The Government has been warned that without urgent changes to health and welfare policies, even more families will be forced to endure the torment of losing an infant.
Child health expert Dr Ingrid Wolfe, of the Faculty of Public Health, told the UK Government that infant mortality rates in England have risen for “three years in a row”, bucking the trend in most other countries where it is actually falling.
Dr Wolfe said: “Infant mortality is rising, and it’s been rising for three years in a row. And that’s an extremely bad sign for how this country is doing.
“Is poverty the cause? It’s certainly what lies behind the direct causes.

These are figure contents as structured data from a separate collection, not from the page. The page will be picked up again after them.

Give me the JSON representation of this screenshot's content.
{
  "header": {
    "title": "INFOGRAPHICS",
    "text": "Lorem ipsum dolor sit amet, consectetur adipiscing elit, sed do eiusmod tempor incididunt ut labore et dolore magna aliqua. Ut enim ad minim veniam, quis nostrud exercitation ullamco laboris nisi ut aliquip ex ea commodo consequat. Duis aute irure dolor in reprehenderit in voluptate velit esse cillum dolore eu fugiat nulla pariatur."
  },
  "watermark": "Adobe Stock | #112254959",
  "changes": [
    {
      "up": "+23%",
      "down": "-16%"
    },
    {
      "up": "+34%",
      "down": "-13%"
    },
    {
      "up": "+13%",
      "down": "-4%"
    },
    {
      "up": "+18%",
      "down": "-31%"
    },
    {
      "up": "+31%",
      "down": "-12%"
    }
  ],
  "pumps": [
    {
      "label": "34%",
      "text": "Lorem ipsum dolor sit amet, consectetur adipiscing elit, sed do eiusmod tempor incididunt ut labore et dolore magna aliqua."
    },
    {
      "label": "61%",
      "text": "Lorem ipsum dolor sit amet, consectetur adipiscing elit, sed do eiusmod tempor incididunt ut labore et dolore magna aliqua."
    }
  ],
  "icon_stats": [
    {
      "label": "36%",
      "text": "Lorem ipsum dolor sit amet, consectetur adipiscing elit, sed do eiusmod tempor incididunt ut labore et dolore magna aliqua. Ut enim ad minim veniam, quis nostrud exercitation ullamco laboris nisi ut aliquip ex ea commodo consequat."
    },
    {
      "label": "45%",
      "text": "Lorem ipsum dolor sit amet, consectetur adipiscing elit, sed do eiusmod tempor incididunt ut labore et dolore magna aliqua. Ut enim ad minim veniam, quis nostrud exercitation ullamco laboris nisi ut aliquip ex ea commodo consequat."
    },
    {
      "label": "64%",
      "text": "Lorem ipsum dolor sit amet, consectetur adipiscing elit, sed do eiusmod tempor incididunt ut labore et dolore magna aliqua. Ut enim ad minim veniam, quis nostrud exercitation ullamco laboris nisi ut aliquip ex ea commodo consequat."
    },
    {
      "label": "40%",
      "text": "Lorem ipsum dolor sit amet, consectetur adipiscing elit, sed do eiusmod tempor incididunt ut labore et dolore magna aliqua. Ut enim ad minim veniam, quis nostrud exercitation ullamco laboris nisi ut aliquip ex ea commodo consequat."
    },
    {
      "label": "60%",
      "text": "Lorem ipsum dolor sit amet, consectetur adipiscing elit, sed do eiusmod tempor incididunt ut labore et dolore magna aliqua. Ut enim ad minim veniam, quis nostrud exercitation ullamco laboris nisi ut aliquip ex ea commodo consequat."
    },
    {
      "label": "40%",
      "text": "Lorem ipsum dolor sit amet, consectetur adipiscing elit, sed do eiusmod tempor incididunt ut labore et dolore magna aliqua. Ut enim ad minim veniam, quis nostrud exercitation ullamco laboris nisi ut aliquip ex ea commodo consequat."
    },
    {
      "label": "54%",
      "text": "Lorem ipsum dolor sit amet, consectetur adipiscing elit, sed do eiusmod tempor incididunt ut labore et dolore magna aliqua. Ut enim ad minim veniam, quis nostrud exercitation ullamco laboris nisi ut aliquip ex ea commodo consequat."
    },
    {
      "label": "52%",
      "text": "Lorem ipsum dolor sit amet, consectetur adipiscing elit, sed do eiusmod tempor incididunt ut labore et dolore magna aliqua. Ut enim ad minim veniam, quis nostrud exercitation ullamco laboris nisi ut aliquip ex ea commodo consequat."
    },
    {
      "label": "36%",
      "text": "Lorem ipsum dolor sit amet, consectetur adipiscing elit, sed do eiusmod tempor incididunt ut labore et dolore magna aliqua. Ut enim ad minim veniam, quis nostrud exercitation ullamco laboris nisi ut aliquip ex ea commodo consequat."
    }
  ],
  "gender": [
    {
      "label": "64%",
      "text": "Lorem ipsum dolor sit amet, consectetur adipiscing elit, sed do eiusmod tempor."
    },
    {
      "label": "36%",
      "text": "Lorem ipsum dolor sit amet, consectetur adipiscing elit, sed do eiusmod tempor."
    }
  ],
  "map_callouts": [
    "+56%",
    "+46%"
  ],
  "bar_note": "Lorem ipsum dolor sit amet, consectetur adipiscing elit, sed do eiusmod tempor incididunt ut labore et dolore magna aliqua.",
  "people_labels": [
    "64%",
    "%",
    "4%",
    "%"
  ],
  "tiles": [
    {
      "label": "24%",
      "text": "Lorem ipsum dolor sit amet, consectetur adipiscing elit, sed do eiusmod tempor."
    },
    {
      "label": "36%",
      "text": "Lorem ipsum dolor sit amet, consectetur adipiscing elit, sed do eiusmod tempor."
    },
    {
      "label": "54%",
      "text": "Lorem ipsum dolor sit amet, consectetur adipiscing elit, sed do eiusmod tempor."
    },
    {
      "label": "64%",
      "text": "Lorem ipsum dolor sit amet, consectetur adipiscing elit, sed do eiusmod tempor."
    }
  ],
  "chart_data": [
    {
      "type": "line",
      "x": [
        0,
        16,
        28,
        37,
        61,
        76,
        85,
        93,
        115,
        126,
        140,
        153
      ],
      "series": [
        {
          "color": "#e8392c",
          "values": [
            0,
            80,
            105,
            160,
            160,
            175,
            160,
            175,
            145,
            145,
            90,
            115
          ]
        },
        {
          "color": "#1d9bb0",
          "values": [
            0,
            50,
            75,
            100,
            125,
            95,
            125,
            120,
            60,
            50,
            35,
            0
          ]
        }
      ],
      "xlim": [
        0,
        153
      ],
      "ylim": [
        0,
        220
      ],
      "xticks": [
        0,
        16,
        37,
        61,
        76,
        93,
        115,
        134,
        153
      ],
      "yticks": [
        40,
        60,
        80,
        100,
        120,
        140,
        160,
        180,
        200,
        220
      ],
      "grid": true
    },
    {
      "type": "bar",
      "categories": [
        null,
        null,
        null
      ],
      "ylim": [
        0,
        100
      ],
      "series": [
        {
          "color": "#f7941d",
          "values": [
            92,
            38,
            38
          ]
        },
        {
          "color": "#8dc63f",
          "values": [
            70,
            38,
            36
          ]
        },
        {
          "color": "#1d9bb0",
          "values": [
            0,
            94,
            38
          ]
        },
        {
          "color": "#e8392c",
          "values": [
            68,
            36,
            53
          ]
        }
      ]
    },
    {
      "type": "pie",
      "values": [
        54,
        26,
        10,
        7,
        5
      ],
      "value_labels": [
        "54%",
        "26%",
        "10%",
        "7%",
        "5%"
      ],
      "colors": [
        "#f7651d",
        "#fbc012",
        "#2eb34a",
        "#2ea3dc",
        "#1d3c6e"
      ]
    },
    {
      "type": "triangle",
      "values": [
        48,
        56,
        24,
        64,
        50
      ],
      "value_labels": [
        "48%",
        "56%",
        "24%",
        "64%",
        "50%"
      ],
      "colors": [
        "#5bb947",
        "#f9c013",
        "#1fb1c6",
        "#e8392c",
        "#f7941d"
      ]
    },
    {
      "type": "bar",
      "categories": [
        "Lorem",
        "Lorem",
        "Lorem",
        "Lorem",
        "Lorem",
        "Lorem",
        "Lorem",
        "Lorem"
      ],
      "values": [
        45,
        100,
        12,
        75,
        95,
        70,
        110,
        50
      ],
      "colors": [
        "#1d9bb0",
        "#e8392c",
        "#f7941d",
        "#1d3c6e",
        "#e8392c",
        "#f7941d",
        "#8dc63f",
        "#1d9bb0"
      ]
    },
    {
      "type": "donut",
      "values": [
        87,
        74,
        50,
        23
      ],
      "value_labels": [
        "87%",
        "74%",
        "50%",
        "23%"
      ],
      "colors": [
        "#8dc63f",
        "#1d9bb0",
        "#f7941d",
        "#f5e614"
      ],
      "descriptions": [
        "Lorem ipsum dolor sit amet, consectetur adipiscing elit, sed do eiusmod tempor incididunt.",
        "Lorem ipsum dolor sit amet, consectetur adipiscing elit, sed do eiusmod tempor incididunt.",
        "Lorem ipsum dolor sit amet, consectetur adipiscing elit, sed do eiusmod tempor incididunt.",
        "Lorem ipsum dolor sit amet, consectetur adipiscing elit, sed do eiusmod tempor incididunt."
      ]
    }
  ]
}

“Poor nutrition, poor quality housing, maternal ill health, excessive family stress and struggle living with the many challenges of not having enough resources to manage.
“All these factors add up to more vulnerability. And then it’s easier for illness to take hold, and sometimes to take over.”
He added that “poor families will inevitably struggle more than rich ones” because they are likely to have greater health and care needs.
A report published yesterday (5 March) found that although overall mortality rates are slowly declining, improvements are stalling in some age groups.
The ‘State of Child Health 2020’ report highlights how “infant mortality rate is an important marker of the overall health of a society”, and warns that “rises in infant mortality among high-income countries is extremely unusual, and should be a cause for concern.”
It adds: “Infant mortality trends also show widening health inequalities, since 2010 there has been a rise in rates for the poorest children, compared to falling rates for more advantaged infants.”
The report calls on the UK Government to do more to tackle child poverty and inequality, as well as calling for improvements to maternity and neonatal services.
It also welcomes the Scottish Government’s public health campaign informing pregnant women on how to reduce the risk of stillbirths, and calls for the campaign to be rolled-out nationally.